Kaella, une travailleuse de rue qui a refusé de donner son nom de famille, est également venue pour réclamer la fin des « mesures contraignantes qui ne servent strictement à rien », comme de « donner une contravention à une personne en situation d’itinérance ».

« Je trouve ça profondément décevant et frustrant », a-t-elle dit alors que les policiers retiraient de force une personne de la manifestation. « Les policiers ne doivent pas avoir une carte blanche de gros bon sens parce que souvent ils ne font pas preuve de gros bon sens. »

Quelques minutes plus tôt, un homme assis dans le parc qui ne faisait « clairement pas partie de la manifestation » et qui « était en détresse ben raide » a été également été retiré de la manifestation parce qu’il ne porte pas de couvre-visage, a raconté Chantal Poulin, un témoin visuel de l’évènement.
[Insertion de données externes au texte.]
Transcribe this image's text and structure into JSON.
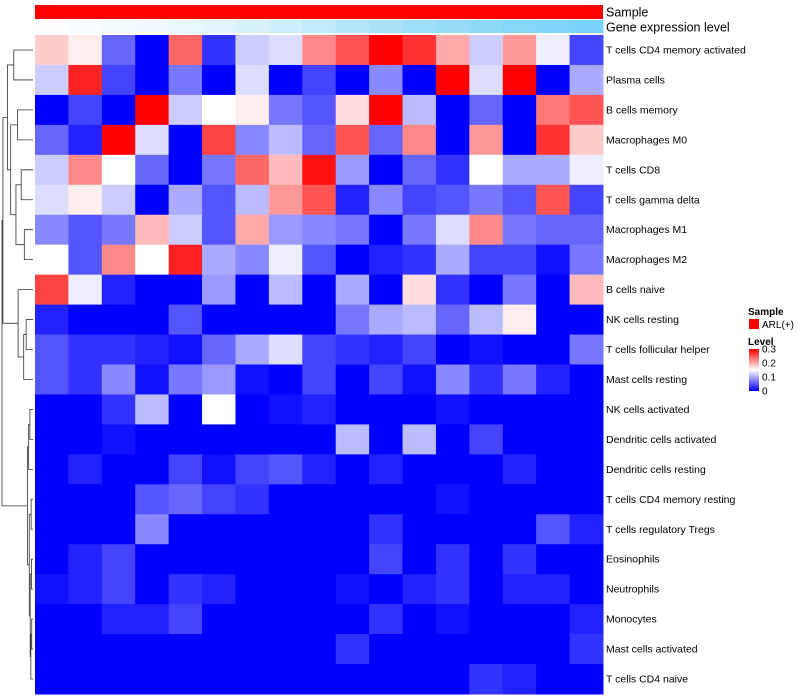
{
  "chart_data": {
    "type": "heatmap",
    "annotation_labels": {
      "sample": "Sample",
      "expression": "Gene expression level"
    },
    "rows": [
      "T cells CD4 memory activated",
      "Plasma cells",
      "B cells memory",
      "Macrophages M0",
      "T cells CD8",
      "T cells gamma delta",
      "Macrophages M1",
      "Macrophages M2",
      "B cells naive",
      "NK cells resting",
      "T cells follicular helper",
      "Mast cells resting",
      "NK cells activated",
      "Dendritic cells activated",
      "Dendritic cells resting",
      "T cells CD4 memory resting",
      "T cells regulatory  Tregs",
      "Eosinophils",
      "Neutrophils",
      "Monocytes",
      "Mast cells activated",
      "T cells CD4 naive"
    ],
    "values": [
      [
        0.18,
        0.16,
        0.06,
        0.0,
        0.24,
        0.03,
        0.12,
        0.13,
        0.22,
        0.25,
        0.3,
        0.27,
        0.2,
        0.12,
        0.21,
        0.14,
        0.04
      ],
      [
        0.12,
        0.28,
        0.04,
        0.0,
        0.07,
        0.0,
        0.13,
        0.0,
        0.04,
        0.0,
        0.08,
        0.0,
        0.3,
        0.13,
        0.3,
        0.0,
        0.1
      ],
      [
        0.0,
        0.04,
        0.0,
        0.3,
        0.12,
        0.15,
        0.16,
        0.07,
        0.05,
        0.17,
        0.3,
        0.11,
        0.0,
        0.06,
        0.0,
        0.23,
        0.25
      ],
      [
        0.06,
        0.02,
        0.3,
        0.13,
        0.0,
        0.26,
        0.08,
        0.11,
        0.06,
        0.25,
        0.06,
        0.22,
        0.0,
        0.21,
        0.0,
        0.27,
        0.18
      ],
      [
        0.12,
        0.22,
        0.15,
        0.06,
        0.0,
        0.07,
        0.24,
        0.19,
        0.29,
        0.09,
        0.0,
        0.06,
        0.03,
        0.15,
        0.1,
        0.1,
        0.14
      ],
      [
        0.13,
        0.16,
        0.12,
        0.0,
        0.1,
        0.05,
        0.11,
        0.21,
        0.25,
        0.02,
        0.08,
        0.04,
        0.05,
        0.07,
        0.05,
        0.25,
        0.04
      ],
      [
        0.08,
        0.05,
        0.07,
        0.19,
        0.12,
        0.05,
        0.2,
        0.09,
        0.08,
        0.07,
        0.0,
        0.07,
        0.13,
        0.22,
        0.07,
        0.06,
        0.06
      ],
      [
        0.15,
        0.05,
        0.22,
        0.15,
        0.28,
        0.1,
        0.08,
        0.14,
        0.05,
        0.0,
        0.02,
        0.03,
        0.1,
        0.04,
        0.04,
        0.01,
        0.07
      ],
      [
        0.26,
        0.14,
        0.02,
        0.0,
        0.0,
        0.09,
        0.0,
        0.11,
        0.0,
        0.1,
        0.0,
        0.17,
        0.03,
        0.0,
        0.07,
        0.0,
        0.19
      ],
      [
        0.02,
        0.0,
        0.0,
        0.0,
        0.05,
        0.0,
        0.0,
        0.0,
        0.0,
        0.07,
        0.1,
        0.11,
        0.06,
        0.11,
        0.16,
        0.0,
        0.0
      ],
      [
        0.05,
        0.03,
        0.03,
        0.02,
        0.01,
        0.06,
        0.1,
        0.13,
        0.04,
        0.03,
        0.02,
        0.04,
        0.0,
        0.01,
        0.0,
        0.0,
        0.07
      ],
      [
        0.05,
        0.03,
        0.08,
        0.01,
        0.07,
        0.09,
        0.01,
        0.0,
        0.04,
        0.0,
        0.04,
        0.01,
        0.08,
        0.03,
        0.07,
        0.02,
        0.0
      ],
      [
        0.0,
        0.0,
        0.03,
        0.11,
        0.0,
        0.15,
        0.0,
        0.01,
        0.02,
        0.0,
        0.0,
        0.0,
        0.01,
        0.0,
        0.0,
        0.0,
        0.0
      ],
      [
        0.0,
        0.0,
        0.01,
        0.0,
        0.0,
        0.0,
        0.0,
        0.0,
        0.0,
        0.11,
        0.0,
        0.11,
        0.0,
        0.04,
        0.0,
        0.0,
        0.0
      ],
      [
        0.0,
        0.02,
        0.0,
        0.0,
        0.04,
        0.01,
        0.04,
        0.05,
        0.02,
        0.0,
        0.02,
        0.0,
        0.0,
        0.0,
        0.02,
        0.0,
        0.0
      ],
      [
        0.0,
        0.0,
        0.0,
        0.05,
        0.06,
        0.04,
        0.03,
        0.0,
        0.0,
        0.0,
        0.0,
        0.0,
        0.01,
        0.0,
        0.0,
        0.0,
        0.0
      ],
      [
        0.0,
        0.0,
        0.0,
        0.08,
        0.0,
        0.0,
        0.0,
        0.0,
        0.0,
        0.0,
        0.03,
        0.0,
        0.0,
        0.0,
        0.0,
        0.05,
        0.02
      ],
      [
        0.0,
        0.02,
        0.04,
        0.0,
        0.0,
        0.0,
        0.0,
        0.0,
        0.0,
        0.0,
        0.04,
        0.0,
        0.03,
        0.0,
        0.03,
        0.0,
        0.0
      ],
      [
        0.01,
        0.02,
        0.04,
        0.0,
        0.03,
        0.02,
        0.0,
        0.0,
        0.0,
        0.01,
        0.0,
        0.02,
        0.03,
        0.0,
        0.02,
        0.02,
        0.0
      ],
      [
        0.0,
        0.0,
        0.02,
        0.02,
        0.04,
        0.0,
        0.0,
        0.0,
        0.0,
        0.0,
        0.03,
        0.0,
        0.01,
        0.0,
        0.0,
        0.0,
        0.02
      ],
      [
        0.0,
        0.0,
        0.0,
        0.0,
        0.0,
        0.0,
        0.0,
        0.0,
        0.0,
        0.03,
        0.0,
        0.0,
        0.0,
        0.0,
        0.0,
        0.0,
        0.03
      ],
      [
        0.0,
        0.0,
        0.0,
        0.0,
        0.0,
        0.0,
        0.0,
        0.0,
        0.0,
        0.0,
        0.0,
        0.0,
        0.0,
        0.03,
        0.02,
        0.0,
        0.0
      ]
    ],
    "color_range": [
      0,
      0.3
    ],
    "colors": {
      "low": "#0000ff",
      "mid": "#ffffff",
      "high": "#ff0000",
      "sample_bar": "#ff0000",
      "dendrogram": "#333333"
    },
    "expression_level": [
      0.02,
      0.04,
      0.07,
      0.1,
      0.14,
      0.18,
      0.24,
      0.3,
      0.38,
      0.46,
      0.52,
      0.58,
      0.64,
      0.7,
      0.74,
      0.78,
      0.82
    ],
    "expression_colors": {
      "low": "#ffffff",
      "high": "#5bc8f5"
    },
    "legend": {
      "sample_title": "Sample",
      "sample_entry": "ARL(+)",
      "level_title": "Level",
      "level_ticks": [
        "0.3",
        "0.2",
        "0.1",
        "0"
      ],
      "level_tick_values": [
        0.3,
        0.2,
        0.1,
        0
      ]
    }
  }
}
Deux constats d’infraction de 1550 $ ont été remis pour non-port du couvre-visage, a confirmé l’agent Jean-Pierre Brabant, un porte-parole du Service de police de la Ville de Montréal (SPVM), insistant que ces personnes avaient été prévenues au haut-parleur.

Au moins une dizaine de manifestants ont refusé de répondre aux questions de La Presse Canadienne, l’un d’eux a expliqué que « les gens n’ont pas une formation pour parler aux médias et que les médias déforment ce qu’on dit ».

Le jeune homme, non « formé » en la matière, a cependant confié que les policiers casqués, « c’est toujours intimidant », même qu’il les « surveille », puisqu’il garde un mauvais souvenir de manifestations étudiantes du printemps 2012 qui ont « viré plus violentes ». Il a refusé de fournir son nom pour se « protéger de potentielles répercussions ».

Après quelques discours, les manifestants ont entamé leur marche dans les rues enneigées de la métropole, forçant constamment les dizaines de policiers casqués – certains tenant même un bouclier et des fusils permettant de projeter des gaz lacrymogènes – à se réajuster alors que les marcheurs zigzaguaient constamment dans les rues pendant plus d’une heure et jusqu’à la tombée du jour.

« Ils se sont fait avoir », s’est amusé à crier un manifestant alors que les marcheurs ont tourné à la dernière minute vers une petite rue, des policiers poursuivant leur chemin à l’avant.

Les organisateurs avaient annoncé qu’ils n’entendaient pas coopérer avec la police de Montréal pour assurer la sécurité de l’évènement, estimant qu’il s’agit d’une « responsabilité collective ».

« Je suis solidaire avec vous autres », a lancé une femme depuis son balcon d’un immeuble à logements, alors que la foule scandait « Financez la santé, pas les policiers ».

Les manifestants se réclamant de la gauche du spectre politique ont précisé qu’ils se dissocient « fermement » des autres manifestations contre le couvre-feu qui mettent de l’avant des « discours conspirationnistes ou idéologies d’extrême droite ». Les antimasques et anti-vaccins n’étaient d’ailleurs pas les bienvenus, avaient-ils précisé.

Le couvre-feu est en vigueur de 20 h à 5 h jusqu’au 8 février. Il vise à empêcher les rassemblements.